А потом пошел дождь, нет, не дождь, а ливень такой силы, что дышать снова сделалось нечем. По началу мы все бросились к краю песчаного балкончика, подставляя ладони под струящуюся воду, пили, пили, пили. После, уже утолив жажду и умывшись, мы сидели исхлестанные водой, как раньше были избиты песчаной плеткой. Замерзшие, голодные мы могли лишь смотреть на дождь, сетуя уже на то, что остались живы, и ожидая, когда же неизбежно набрякший обильно струящейся с небес влагой песчаный навес низвергнется в одночасье покончив со всеми нашими бедами.
Не помню, как заснул в объятиях с ведьмой и ее товарками. Во сне я продолжал видеть песчаную бурю и смертоносный ливень.

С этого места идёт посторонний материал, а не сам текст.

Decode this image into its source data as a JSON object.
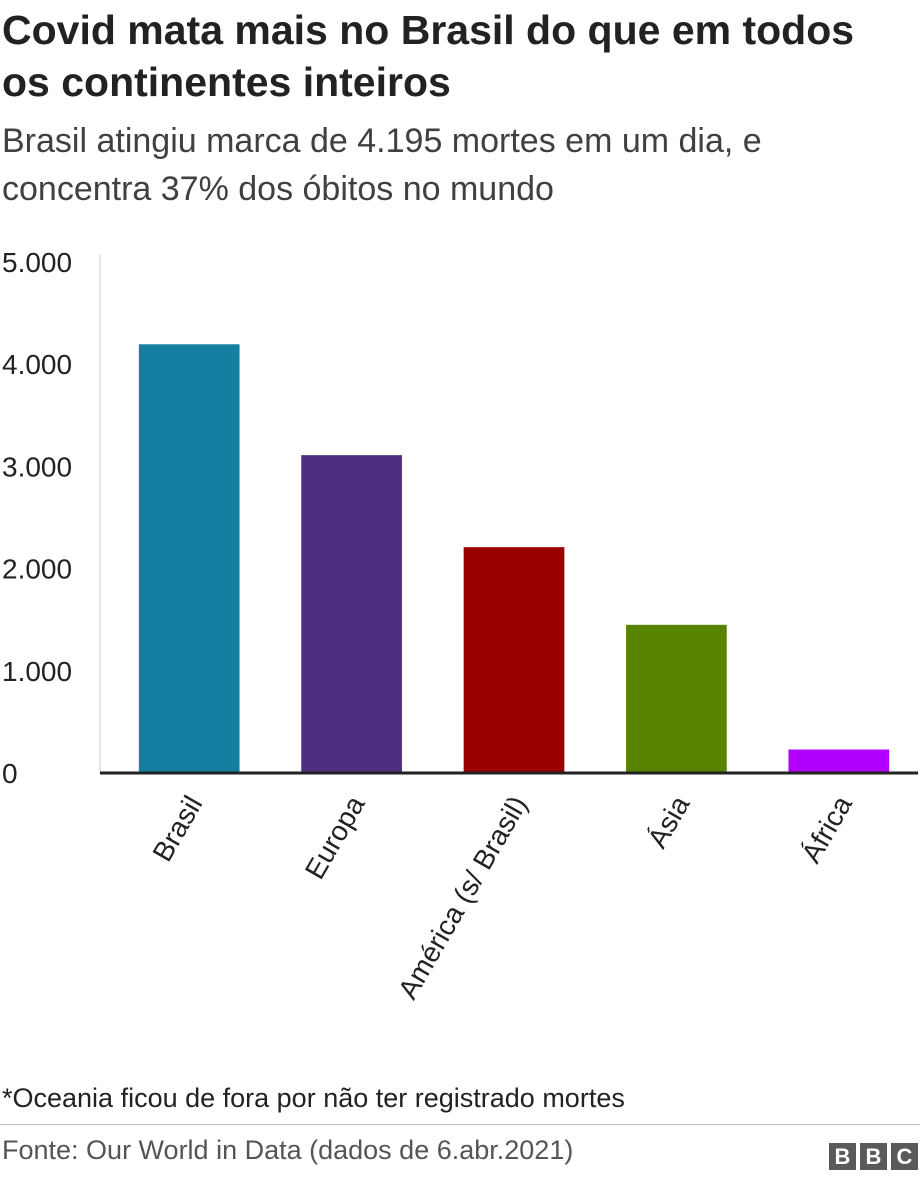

Утром меня неожиданно растолкали, я открыл глаза и тут же ведьма залепила мне рот своей грязной ладошкой, показывая на небо в котором среди черных туч слабо угадывалась светлая полоска.
– Если мы не уйдем прямо сейчас, мой господин, мы останемся здесь навсегда. Твой конь вынесет нас из пустыни, и ты скоро присоединишься к своему правителю, или погибнешь в пустыне рядом с неспособным двигаться быстрее полоном.
Стараясь не шуметь, я снял с себя обнимающие меня безвольные руки, и горько сожалея в душе о своем проступке, покинул вместе с ведьмой наш лагерь. Когда мы оба оказались на спине моего исстрадавшегося коня, женщины и дети проснулись и с глухим ревом бросились за нами, но ведьма ущипнула скакуна своими острыми ногтями, и он понесся из последних сил.
Как же я ненавидел себя в этот момент. Ненавидел, но не мог ничего сделать. Ведьма была права, и внезапная буря в пустыне повлекшая за собой невероятной мощности ливень спасла моего погибающего от жажды любимца, а значит, я просто не имел права не воспользоваться этим последним данным мне самим Нептуном конным шансом. Не мог не попытаться вызволить себя из плена огнедышащей пустыни, чтобы найти Ирода и выполнить оказавшуюся под угрозой миссию.